Mind, language, and logic
What am I? What is a person? What is thinking? What is seeing? What is it to do something? What is consciousness? What is freedom? Are we free? Do we think in words, pictures, or something else? How do we understand language? How does language get its meaning? What is communication? What is truth? When can we be certain we have got it? Why might we want it?
What will I learn in philosophy courses?
Philosophical theories
Philosophical theories explain what philosophers have thought about certain mysteries. These philosophers can include anyone from ancient Greek or Asian philosophers, up through the dawn of the scientific revolution in Europe, until today: often we teach our students what our teachers and friends have thought, or what we ourselves think or have thought.

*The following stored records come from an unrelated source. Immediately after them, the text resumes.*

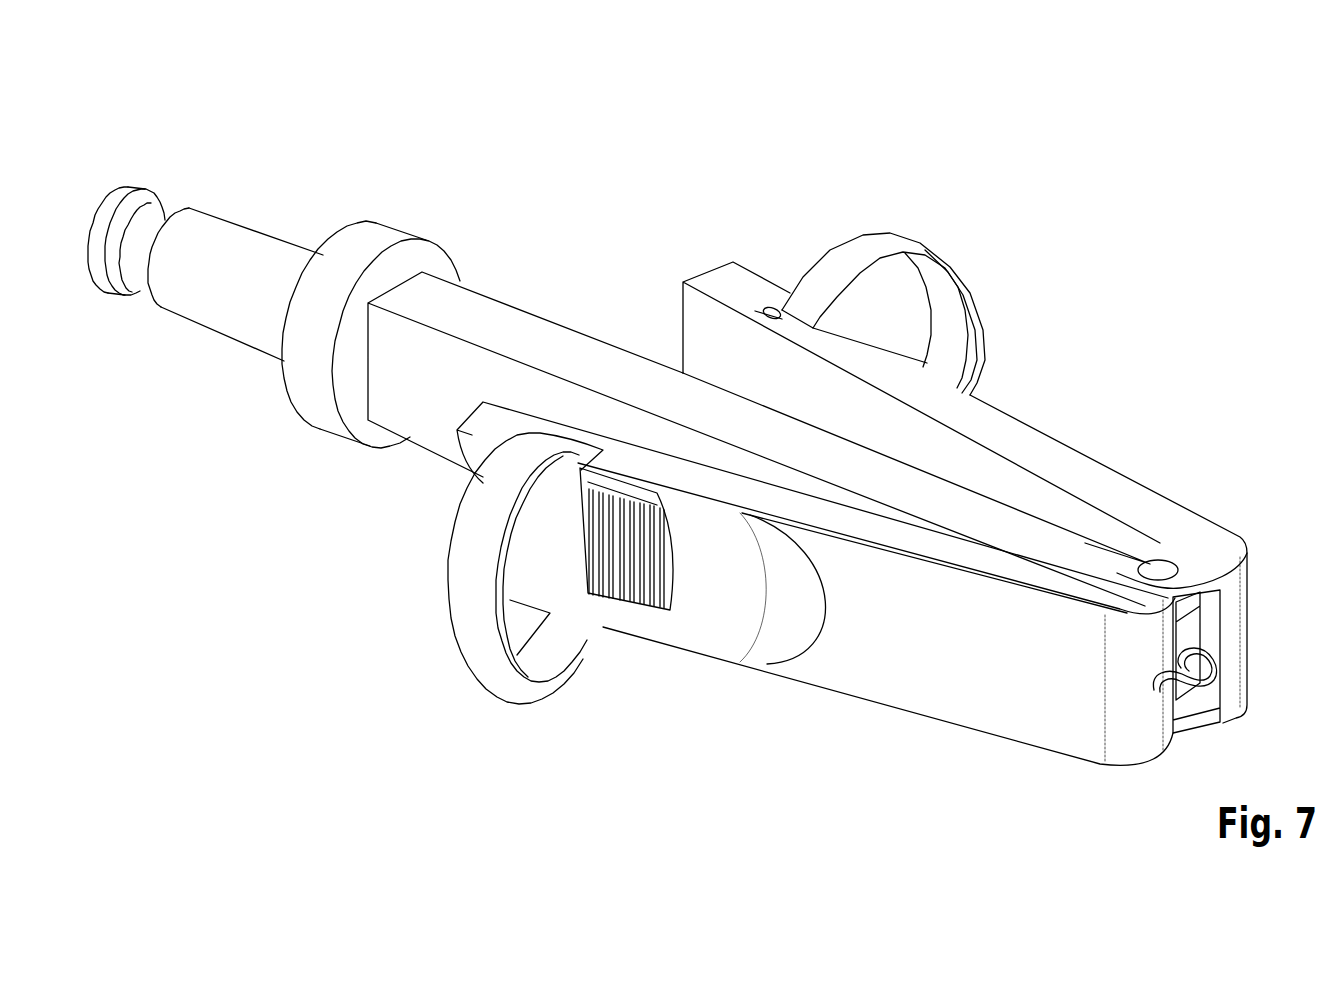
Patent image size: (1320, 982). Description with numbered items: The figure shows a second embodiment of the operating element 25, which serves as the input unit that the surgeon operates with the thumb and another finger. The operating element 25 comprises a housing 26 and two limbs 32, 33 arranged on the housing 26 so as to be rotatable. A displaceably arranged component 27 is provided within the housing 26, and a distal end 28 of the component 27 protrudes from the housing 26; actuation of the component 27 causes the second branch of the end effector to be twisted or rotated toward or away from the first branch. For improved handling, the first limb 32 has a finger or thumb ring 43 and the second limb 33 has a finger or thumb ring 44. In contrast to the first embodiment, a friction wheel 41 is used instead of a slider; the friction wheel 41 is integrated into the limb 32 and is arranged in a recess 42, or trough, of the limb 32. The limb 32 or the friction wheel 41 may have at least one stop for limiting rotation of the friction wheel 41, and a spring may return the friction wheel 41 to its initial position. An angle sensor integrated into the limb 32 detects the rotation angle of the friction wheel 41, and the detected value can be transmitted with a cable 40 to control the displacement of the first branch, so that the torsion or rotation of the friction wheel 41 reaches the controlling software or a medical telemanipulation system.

The operating element 25 is at (574, 106).
The housing 26 is at (540, 335).
The component 27 is at (152, 222).
The distal end 28 is at (122, 190).
The first limb 32 is at (957, 710).
The second limb 33 is at (1054, 453).
The cable 40 is at (1207, 668).
The friction wheel 41 is at (633, 597).
The recess 42 is at (715, 618).
The finger or thumb ring 43 is at (487, 680).
The finger or thumb ring 44 is at (880, 245).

The point of this is
- To help students find their way around the steep and foggy terrain we cover
- To give students a sense of what has been tried so that they don’t reinvent the wheel or go down a blind alley; and
- To make a student more creative: people are more creative in dialogue than solo, but dialogue can include a ‘pretend’ dialogue with Socrates.
Intellectual techniques
One very important technique is sophisticated reading: being able to pick up nearly anything and read it and (if not too jargony or complicated) understand it. Reading philosophy very carefully is a hard workout that will help a student read anything with more understanding.
Another very important technique is understanding how chains of reasoning fit together: how people get from their starting-points to their conclusions, what makes sense and what doesn’t—this is known as logic, and it is a large part of our instruction.
Still another very important technique is modeling: how to take something fuzzy or foggy and make it a bit mathematical. If you think of how Isaac Newton used calculus to describe the motion of bodies, that is an example of modeling: in philosophy, we teach students how to get started modeling anything.
A final important technique is writing clearly: we are very picky about style and substance; we push our students to write more professionally and convincingly about difficult topics.